В это время толпы служащих покидают раскаленные конторы, застегивают пальто с воротниками из искусственного меха и набиваются в автобусы. Я моргаю – и они улетучиваются; только редкие прохожие маячат вдалеке на пустынных улицах, с которых я уже позаботился убрать легковушки, грузовики и автобусы. Приятно, когда улица такая же чистая и гладкая, как дорожка боулинга.
Далее я упраздняю казармы, караульные помещения, полицейские участки; людей в форме как не бывало. Видно, я хватил через край; та же участь постигла пожарных, почтальонов, дворников и представителей других профессий, которые заслуженно могли рассчитывать на несколько иное обхождение. Однако дело сделано. Лес рубят – щепки летят. Во избежание неприятных сюрпризов спешно упраздняю пожары, уборку улиц, а заодно и почту: от нее, в конечном счете, одни неприятности.
Проверяю, не остались ли где поликлиники, больницы, богадельни: пожалуй, единственная возможность сохранить здоровье – это вычеркнуть врачей, санитаров и больных. За ними следуют суды вкупе с прокурорами, адвокатами, подсудимыми и потерпевшими; и тюрьмы – с заключенными и надсмотрщиками. После этого я вычеркиваю университет со всем преподавательским составом; академию наук, искусств и изящной словесности; музей, библиотеки, памятники, с управлением по надзору за памятниками; театры, кинотеатры, телевидение, газеты. Если кто думает, что я остановлюсь из уважения к пресловутой культуре, то он крупно ошибается.

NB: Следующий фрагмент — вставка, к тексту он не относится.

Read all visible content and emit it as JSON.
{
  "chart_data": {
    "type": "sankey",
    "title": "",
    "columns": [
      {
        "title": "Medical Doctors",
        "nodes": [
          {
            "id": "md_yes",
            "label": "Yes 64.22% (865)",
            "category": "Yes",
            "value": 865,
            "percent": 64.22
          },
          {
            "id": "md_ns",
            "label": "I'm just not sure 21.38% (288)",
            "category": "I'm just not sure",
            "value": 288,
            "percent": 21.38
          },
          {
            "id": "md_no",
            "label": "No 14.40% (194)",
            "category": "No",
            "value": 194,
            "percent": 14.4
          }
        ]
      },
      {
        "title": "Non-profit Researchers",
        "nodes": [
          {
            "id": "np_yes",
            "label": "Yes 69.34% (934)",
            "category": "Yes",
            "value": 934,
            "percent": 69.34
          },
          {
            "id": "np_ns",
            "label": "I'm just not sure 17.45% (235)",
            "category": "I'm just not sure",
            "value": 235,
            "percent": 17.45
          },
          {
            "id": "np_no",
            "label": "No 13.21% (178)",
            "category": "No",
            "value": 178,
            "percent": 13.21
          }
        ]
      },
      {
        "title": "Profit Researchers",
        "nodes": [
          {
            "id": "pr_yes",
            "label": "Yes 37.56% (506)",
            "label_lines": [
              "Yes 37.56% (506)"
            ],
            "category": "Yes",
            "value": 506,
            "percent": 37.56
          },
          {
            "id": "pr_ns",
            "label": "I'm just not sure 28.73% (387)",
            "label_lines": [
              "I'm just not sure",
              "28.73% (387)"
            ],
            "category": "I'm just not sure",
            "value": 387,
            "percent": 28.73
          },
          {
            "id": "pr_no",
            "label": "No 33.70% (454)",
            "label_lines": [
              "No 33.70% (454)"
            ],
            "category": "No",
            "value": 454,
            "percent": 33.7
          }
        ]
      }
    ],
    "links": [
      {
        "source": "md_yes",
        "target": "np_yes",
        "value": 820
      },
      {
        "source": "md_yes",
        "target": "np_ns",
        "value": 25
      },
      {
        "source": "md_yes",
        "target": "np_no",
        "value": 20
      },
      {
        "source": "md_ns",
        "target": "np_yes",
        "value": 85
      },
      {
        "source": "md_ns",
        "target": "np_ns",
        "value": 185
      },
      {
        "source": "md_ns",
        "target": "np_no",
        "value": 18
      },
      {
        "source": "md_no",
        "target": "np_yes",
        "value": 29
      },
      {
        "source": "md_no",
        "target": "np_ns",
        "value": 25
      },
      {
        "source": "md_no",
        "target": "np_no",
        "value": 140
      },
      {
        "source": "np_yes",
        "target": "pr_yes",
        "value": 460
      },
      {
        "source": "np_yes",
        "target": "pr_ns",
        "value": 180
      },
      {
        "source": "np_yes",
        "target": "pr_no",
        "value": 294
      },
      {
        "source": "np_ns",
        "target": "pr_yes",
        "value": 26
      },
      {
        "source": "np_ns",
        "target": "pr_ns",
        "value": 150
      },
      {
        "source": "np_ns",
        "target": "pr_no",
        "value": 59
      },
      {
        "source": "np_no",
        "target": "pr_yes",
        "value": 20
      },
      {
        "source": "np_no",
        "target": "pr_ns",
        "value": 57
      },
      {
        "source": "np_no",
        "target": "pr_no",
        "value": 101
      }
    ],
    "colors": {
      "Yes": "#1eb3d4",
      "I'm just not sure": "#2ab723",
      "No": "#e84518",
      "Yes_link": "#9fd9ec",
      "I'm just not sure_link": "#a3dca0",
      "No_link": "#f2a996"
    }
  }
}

Затем настает черед экономика. Слишком долго и разнузданно распоряжается она нашей жизнью. Что она из себя воображает? Один за другим растворяю магазины. Вначале те, где продаются товары первой необходимости; потом – торгующие предметами роскоши. Первым делом я опустошаю витрины; вслед за тем вычеркиваю прилавки, полки, продавщиц, кассирш, заведующих секциями. Растерянные покупатели на секунду замирают, протянув руки в пустоту и видя, как улетучиваются их тележки; но вот и они обращаются в ничто. От потребления я перехожу к производству. Упраздняю промышленность – легкую и тяжелую; свожу на нет сырье и источники энергии. А сельское хозяйство? И его туда же! А чтобы не говорили, будто я стремлюсь назад в первобытный строй, – упраздняю охоту и рыбную ловлю.